Another thing to remember is that the order of the middleware being registered is important. To add to all requests, UseSecurityHeadersMiddleware should be called very early in the configuration pipeline, before other middleware has a chance to return a response. For example, if you add the UseSecurityHeadersMiddleware call after the call to UseStaticFiles(), then any requests for static files will not have the headers added, as the static file middleware will return a response before the security header middleware has been invoked. In that case calls which exercise the full MVC pipeline would have different security headers to static file requests.

One slight annoyance of the setup provided when running under IIS/IIS Express is the X-Powered-By, header which is added outside of the Startup.cs pipeline (it is added in applicationhost.config).
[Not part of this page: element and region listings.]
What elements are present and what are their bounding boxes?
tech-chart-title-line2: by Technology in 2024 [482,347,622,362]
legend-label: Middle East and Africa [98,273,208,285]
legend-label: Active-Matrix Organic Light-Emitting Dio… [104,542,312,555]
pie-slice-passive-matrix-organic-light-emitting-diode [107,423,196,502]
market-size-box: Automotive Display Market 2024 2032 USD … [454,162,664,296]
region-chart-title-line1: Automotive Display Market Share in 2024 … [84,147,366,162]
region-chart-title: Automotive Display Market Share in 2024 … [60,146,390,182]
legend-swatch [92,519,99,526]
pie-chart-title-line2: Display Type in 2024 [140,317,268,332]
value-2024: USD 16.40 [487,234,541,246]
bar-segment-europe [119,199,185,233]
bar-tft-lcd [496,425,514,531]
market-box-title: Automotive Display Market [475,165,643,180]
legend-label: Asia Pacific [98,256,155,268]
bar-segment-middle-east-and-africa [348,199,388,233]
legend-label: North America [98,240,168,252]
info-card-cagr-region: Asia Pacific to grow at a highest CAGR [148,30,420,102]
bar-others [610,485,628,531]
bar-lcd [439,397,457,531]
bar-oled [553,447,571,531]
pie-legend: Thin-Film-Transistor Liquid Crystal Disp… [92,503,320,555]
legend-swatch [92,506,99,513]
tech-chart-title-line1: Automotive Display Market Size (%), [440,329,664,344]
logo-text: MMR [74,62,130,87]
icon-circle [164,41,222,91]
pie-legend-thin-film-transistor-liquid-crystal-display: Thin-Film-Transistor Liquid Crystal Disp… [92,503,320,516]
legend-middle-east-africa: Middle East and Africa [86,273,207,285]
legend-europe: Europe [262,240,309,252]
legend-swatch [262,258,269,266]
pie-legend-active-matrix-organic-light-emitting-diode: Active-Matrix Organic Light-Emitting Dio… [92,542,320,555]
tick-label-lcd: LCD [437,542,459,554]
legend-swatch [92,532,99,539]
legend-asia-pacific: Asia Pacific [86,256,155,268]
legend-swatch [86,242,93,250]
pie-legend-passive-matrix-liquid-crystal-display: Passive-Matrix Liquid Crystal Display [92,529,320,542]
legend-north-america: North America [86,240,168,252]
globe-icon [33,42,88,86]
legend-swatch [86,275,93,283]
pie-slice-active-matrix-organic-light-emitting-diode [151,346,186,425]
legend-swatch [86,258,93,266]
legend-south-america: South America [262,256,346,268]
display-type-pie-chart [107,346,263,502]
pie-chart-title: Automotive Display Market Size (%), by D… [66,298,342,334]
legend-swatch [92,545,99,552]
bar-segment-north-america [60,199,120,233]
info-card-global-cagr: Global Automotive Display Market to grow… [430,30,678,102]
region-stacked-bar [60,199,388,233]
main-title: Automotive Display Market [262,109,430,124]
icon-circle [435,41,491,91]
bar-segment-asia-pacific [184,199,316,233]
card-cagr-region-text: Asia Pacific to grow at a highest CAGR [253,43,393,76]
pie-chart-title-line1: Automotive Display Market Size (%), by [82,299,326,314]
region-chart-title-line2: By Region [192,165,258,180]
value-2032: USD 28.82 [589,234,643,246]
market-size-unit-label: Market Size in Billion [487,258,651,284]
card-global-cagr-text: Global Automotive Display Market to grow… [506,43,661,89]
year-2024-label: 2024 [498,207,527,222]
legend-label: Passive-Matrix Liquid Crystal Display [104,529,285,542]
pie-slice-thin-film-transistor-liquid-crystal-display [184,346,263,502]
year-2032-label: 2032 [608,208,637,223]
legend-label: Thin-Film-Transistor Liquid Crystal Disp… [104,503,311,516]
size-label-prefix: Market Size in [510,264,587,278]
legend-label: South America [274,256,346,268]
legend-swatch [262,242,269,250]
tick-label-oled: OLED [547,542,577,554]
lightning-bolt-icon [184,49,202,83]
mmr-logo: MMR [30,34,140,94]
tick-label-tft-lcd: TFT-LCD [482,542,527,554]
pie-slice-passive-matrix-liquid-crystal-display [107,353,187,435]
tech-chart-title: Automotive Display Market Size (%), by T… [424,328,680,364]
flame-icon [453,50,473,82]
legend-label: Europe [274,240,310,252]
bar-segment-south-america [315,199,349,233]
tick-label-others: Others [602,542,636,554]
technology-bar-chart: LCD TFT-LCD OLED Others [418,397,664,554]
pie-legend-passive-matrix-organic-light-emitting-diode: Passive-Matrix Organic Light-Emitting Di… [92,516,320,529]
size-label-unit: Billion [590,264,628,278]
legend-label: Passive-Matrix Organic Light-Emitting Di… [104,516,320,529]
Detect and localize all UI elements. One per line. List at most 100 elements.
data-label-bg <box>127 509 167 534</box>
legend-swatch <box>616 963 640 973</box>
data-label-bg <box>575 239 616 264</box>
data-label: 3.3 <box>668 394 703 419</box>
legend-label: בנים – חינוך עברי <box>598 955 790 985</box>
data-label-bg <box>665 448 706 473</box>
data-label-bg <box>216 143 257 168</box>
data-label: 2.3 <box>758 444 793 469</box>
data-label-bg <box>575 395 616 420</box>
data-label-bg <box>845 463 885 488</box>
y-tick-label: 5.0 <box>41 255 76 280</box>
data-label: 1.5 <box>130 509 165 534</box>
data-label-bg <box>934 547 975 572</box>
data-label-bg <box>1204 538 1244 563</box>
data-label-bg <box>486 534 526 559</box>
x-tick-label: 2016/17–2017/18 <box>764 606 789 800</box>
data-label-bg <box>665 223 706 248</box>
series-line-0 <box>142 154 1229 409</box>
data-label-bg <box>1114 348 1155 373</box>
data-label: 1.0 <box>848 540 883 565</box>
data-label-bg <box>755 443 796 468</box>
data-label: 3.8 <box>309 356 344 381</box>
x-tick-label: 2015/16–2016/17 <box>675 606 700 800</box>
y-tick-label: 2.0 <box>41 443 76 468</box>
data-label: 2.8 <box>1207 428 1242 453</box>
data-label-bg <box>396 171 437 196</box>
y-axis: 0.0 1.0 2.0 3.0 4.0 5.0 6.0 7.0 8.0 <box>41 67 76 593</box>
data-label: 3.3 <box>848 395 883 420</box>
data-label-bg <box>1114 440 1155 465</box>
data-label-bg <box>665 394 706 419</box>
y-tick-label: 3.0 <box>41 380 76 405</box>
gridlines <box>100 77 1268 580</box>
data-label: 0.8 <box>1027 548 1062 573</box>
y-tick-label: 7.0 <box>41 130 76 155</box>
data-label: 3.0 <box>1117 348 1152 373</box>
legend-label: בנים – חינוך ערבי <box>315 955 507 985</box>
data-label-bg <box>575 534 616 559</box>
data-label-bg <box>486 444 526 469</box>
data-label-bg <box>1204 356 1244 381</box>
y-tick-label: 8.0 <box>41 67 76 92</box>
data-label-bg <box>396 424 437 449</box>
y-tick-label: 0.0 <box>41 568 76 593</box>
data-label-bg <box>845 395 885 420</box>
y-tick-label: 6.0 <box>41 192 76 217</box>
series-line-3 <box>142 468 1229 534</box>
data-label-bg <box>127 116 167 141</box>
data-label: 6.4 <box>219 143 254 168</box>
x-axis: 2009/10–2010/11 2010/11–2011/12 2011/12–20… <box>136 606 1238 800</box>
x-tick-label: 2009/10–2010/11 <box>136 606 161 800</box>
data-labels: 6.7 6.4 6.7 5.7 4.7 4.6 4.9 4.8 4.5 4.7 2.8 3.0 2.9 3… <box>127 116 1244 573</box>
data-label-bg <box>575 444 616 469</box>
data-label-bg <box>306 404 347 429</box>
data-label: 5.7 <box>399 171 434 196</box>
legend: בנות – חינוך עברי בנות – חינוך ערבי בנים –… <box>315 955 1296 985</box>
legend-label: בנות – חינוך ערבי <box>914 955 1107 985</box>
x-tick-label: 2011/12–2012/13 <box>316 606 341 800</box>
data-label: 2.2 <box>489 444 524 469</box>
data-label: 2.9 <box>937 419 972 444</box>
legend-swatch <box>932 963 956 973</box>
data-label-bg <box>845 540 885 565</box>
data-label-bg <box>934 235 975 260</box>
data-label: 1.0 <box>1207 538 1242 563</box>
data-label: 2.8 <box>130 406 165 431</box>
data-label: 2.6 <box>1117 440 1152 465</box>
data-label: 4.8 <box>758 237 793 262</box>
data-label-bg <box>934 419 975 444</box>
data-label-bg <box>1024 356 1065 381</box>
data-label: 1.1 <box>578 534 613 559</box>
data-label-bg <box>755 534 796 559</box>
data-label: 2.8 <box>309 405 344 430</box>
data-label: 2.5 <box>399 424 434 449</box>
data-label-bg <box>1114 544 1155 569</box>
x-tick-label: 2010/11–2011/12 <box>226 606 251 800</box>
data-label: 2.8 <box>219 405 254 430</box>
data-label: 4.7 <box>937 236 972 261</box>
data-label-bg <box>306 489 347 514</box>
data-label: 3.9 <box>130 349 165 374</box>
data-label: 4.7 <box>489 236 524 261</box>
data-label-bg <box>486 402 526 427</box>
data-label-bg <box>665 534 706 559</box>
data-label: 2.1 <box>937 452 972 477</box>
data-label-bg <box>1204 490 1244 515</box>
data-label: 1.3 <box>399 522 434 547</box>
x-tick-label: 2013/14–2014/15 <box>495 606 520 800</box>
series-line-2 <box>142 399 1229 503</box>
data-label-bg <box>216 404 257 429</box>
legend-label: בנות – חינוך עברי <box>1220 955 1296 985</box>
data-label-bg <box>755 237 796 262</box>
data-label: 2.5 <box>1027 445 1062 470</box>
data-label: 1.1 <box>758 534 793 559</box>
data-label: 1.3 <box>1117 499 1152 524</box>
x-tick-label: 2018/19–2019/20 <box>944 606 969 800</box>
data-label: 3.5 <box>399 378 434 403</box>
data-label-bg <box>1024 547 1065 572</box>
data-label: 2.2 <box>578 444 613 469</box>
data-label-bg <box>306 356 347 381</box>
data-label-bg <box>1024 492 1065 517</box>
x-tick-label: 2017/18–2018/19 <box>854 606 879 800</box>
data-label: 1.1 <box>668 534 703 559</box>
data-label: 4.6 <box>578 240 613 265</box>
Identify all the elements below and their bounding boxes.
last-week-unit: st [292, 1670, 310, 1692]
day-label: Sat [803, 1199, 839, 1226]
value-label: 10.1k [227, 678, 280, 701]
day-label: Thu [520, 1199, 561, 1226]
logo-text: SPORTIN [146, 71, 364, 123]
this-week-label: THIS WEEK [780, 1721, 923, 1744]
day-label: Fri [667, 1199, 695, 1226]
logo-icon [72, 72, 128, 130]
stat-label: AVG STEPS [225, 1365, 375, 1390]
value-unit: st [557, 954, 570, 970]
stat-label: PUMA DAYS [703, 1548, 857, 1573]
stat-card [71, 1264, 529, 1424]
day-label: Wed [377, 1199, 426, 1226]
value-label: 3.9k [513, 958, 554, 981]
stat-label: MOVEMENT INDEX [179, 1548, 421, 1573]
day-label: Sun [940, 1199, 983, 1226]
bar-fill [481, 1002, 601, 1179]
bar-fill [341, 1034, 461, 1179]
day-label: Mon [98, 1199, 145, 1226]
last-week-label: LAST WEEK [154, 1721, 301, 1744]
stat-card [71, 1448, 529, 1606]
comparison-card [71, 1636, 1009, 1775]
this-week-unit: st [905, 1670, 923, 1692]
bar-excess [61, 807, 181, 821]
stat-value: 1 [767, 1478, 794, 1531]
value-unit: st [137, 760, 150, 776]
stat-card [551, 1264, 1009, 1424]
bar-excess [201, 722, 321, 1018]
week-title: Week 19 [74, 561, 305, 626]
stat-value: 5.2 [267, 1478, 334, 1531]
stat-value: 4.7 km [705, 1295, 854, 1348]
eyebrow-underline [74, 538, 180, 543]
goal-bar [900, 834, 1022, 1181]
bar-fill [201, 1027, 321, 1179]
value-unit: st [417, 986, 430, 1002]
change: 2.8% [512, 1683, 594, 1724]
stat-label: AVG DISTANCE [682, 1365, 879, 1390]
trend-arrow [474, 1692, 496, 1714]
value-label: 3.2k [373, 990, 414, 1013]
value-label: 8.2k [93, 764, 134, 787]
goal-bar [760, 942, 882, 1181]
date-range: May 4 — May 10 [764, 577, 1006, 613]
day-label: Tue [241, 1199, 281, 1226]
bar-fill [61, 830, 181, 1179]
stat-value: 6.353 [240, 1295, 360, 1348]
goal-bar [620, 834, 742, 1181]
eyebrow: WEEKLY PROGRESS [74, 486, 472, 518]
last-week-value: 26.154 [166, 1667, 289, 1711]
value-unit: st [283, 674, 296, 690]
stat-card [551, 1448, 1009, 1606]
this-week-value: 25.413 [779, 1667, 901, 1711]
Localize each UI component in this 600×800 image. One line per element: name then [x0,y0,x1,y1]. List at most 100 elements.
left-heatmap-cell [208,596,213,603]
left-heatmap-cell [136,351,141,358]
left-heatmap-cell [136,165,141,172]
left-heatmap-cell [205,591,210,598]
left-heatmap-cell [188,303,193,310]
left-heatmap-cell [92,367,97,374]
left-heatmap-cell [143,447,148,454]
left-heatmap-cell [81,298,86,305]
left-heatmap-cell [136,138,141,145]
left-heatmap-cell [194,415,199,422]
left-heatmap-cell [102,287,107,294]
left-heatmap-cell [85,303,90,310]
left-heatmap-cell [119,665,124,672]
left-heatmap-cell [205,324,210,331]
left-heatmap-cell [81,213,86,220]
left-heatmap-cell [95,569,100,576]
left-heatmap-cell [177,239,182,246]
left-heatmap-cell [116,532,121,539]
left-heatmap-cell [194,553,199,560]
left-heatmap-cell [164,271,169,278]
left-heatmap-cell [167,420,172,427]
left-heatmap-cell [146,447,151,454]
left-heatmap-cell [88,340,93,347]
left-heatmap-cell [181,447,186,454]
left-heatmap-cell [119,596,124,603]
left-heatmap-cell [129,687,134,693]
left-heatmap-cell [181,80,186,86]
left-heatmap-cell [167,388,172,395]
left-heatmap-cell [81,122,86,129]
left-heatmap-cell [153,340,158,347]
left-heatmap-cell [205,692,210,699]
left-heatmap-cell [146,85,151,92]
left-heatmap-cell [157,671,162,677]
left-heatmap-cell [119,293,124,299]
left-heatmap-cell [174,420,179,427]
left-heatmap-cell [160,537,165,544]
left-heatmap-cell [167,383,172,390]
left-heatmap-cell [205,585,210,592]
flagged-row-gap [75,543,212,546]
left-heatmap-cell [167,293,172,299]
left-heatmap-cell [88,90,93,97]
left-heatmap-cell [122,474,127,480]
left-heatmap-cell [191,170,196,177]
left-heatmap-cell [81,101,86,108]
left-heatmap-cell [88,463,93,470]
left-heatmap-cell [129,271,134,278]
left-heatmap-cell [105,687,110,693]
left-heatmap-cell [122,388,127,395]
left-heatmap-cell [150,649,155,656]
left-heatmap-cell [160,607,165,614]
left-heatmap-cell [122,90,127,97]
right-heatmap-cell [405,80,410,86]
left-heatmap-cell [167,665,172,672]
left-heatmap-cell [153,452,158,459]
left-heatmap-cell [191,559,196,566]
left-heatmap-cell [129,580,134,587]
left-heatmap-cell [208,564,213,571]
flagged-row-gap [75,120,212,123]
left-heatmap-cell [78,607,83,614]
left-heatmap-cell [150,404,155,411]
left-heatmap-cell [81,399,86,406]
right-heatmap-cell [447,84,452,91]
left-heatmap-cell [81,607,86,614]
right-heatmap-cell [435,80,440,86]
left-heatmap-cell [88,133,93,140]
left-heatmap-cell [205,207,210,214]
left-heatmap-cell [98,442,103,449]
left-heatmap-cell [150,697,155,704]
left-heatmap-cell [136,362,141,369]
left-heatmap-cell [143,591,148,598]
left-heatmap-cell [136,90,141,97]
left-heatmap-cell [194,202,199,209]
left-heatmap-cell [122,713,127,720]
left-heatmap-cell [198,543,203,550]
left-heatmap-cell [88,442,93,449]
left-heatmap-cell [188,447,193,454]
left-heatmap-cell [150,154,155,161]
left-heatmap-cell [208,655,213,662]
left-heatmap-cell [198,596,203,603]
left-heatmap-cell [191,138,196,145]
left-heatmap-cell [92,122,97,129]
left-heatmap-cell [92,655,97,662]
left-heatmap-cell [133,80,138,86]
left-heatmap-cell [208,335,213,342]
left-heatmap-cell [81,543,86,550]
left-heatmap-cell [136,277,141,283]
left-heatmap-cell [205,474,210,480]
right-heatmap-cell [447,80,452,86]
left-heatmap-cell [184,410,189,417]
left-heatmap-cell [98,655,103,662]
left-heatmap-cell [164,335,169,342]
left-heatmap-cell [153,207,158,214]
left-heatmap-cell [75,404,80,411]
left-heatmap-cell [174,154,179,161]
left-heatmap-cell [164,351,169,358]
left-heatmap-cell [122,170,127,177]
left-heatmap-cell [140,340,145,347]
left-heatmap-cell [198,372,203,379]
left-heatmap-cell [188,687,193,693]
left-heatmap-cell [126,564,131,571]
This header is not available in context.Response.Headers even if our middleware is the last in the pipe, so we can't remove it using this method!

Summary

In this post I discussed how to create custom middleware in general. I then demonstrated sample classes that allow you to automatically add and remove headers to and from HTTP requests. This allows you to add headers such as X-Frame-Options and X-XSS-Protection to all your responses, while removing unnecessary headers like Server.